– Милости прошу! У нас вам сделают и стрижку, и прическу, и маникюр, и педикюр, и косметический массаж. У меня работают специалисты высшего класса, вам понравится.
– Спасибо, обязательно приду, – пообещала я.
А про себя подумала, что моя подруга Светка великолепно делает все перечисленное. И зачем тогда менять хорошего знакомого мастера на неизвестно какого незнакомого?
– Так вот, на чем я остановилась? – саму себя спросила Хмельницкая. – Ах да, я рассказывала о Максике!
Стоп! Кто такой Максик? Любимый кот, что ли? Кажется, я пропустила целый абзац в повествовании этой словоохотливой дамы.
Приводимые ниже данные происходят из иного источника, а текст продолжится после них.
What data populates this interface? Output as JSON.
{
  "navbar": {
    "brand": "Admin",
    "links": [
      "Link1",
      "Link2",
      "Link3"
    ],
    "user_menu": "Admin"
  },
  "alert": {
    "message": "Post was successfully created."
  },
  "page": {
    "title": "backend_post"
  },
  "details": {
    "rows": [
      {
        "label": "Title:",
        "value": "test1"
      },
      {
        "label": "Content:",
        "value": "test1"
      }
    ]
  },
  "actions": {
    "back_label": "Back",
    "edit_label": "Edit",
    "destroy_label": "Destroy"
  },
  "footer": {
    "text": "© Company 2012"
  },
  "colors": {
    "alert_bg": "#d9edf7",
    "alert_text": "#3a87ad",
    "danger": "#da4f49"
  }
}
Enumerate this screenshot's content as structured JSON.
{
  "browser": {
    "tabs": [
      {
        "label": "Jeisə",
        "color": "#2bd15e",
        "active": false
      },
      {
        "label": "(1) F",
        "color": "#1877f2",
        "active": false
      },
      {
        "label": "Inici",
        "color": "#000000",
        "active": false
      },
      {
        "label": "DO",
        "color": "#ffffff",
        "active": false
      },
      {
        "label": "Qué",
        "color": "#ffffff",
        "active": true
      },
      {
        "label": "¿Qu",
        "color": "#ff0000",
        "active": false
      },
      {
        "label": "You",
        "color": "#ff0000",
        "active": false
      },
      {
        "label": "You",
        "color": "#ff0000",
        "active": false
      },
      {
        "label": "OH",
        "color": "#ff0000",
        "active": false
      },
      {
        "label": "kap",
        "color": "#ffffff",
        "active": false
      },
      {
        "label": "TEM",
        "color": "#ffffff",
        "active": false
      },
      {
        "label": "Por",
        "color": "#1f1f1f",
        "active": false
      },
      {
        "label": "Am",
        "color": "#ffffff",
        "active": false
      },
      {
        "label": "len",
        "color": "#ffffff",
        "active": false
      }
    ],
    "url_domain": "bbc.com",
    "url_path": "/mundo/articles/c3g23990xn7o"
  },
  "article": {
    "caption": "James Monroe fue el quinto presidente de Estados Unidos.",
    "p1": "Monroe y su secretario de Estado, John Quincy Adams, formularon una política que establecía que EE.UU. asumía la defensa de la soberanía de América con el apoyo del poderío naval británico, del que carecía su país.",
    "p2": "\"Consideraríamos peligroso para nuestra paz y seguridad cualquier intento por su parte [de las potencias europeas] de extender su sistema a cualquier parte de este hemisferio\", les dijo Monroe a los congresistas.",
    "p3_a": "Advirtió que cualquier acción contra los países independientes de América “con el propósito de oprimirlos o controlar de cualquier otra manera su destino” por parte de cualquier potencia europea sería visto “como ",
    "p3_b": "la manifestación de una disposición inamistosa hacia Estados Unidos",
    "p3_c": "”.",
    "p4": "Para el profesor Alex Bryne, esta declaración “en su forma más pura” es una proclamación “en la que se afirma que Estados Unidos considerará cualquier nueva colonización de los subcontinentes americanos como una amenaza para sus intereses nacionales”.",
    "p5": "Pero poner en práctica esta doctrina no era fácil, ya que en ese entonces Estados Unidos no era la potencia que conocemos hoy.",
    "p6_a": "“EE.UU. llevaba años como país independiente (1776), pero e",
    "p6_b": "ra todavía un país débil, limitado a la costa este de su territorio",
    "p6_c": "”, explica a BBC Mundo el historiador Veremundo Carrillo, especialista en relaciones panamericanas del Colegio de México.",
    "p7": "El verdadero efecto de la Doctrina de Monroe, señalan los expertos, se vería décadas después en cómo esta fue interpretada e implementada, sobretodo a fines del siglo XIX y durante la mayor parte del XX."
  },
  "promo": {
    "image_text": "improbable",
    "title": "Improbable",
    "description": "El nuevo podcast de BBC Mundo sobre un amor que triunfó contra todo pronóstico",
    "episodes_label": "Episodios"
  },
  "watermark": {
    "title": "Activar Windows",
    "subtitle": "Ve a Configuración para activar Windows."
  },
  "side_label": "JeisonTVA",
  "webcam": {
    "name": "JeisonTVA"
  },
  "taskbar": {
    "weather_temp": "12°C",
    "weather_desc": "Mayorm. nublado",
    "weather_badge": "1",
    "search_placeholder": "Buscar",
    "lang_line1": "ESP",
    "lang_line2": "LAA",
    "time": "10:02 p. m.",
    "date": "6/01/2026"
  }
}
Но если честно, не хочу я больше слушать ни о чем – ни о Максике, ни о Барсике, ни о ком-либо еще. Голова уже начинает болеть от всех этих рассказов. Последую-ка я примеру Борислава Константиновича и выйду в тамбур покурить.
– Простите, Аделаида Леонидовна, я вас покину, – с вежливой улыбкой произнесла я и, взяв сумку, повернулась к двери.
– Ой, я вас совсем заговорила, извините! Сижу тут, болтаю, а вам, наверное, и неинтересно вовсе, – огорченно сказала Хмельницкая.
Я не стала ее разубеждать и быстренько выскользнула за дверь. Уф, наконец-то можно высунуться в окно и глотнуть свежего ветра!
– Вижу, Аделаида и вас вынудила покинуть купе!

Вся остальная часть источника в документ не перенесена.